My neighbor came over and worked with me again today. The first thing we found was that the misfiring began when the voltage seen on the positive side of the coil dropped below 9. It stalled by 8.5 V every time (8.5 being the spec'd minimum). Turning on the headlights and other electrical loads dropped the voltage more aggressively and killed the car. Naturally, dropping the trans into gear dropped RPMs and voltage, so the spark would stop. At this point I was pretty convinced that the voltage regulator or generator was at fault, especially since I frequently saw charging voltages as high as 16. We tried bypassing the resistor briefly and found that it didn't help improve matters this time.

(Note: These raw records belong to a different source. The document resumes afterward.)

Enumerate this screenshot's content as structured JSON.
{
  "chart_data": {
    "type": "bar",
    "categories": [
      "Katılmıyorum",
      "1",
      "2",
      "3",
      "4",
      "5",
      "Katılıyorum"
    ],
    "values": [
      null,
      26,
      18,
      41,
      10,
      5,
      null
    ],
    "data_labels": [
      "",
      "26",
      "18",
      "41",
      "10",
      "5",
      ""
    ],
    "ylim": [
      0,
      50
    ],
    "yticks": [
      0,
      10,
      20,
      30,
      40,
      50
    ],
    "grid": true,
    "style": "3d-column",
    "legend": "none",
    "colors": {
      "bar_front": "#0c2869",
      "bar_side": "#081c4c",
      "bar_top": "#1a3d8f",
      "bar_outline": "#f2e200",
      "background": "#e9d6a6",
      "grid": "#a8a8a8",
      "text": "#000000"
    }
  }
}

At this point we somewhat arbitrarily got around to checking the indicated advance when shifted into gear. I was genuinely surprised to find that advance was dropping from about 12 to about 6 before the engine died. I was surprised because I had tried idling way down in the rpms and thought I'd seen the mechanical advance floor already, multiple times. My neighbor didn't like the apparent lack of initial primary spring tension in the distributor and so we pulled the distributor and thoroughly cleaned and lubed all the working parts. In the end we didn't have to alter the spring tension because the cleaning and lube allowed even the very light tension to fully seat the advance mechanism easily.
Upon reassembly, with an initial advance of 12 degrees, the engine would idle without hiccup or misfire down to 375 rpm. Maybe it could have gone lower, but that's as low as we went. I couldn't believe it! It dropped into gear smooth and strong from 700 rpm down to about 525.
I'm still a bit puzzled as to why all of the electrical load problems and spark breakdown went away. It makes sense that the advanced spark made the engine more powerful at a given rpm and thus able to run in gear. I suppose that the timing also required less energy from the ignition system such that the supply voltage drop no longer caused the spark to fail.
So, I believe in the end I was fighting just 2 problems: bad points and a false initial advance reading--both items I thought I'd already ruled out! Go figure. Oh, and the old resistor was no good, so it was worth replacing that as well--tried hooking it back up and the engine ran poorly.
Thanks for all of the help and input! I'm so happy to have this resolved, as the car is very fun to drive.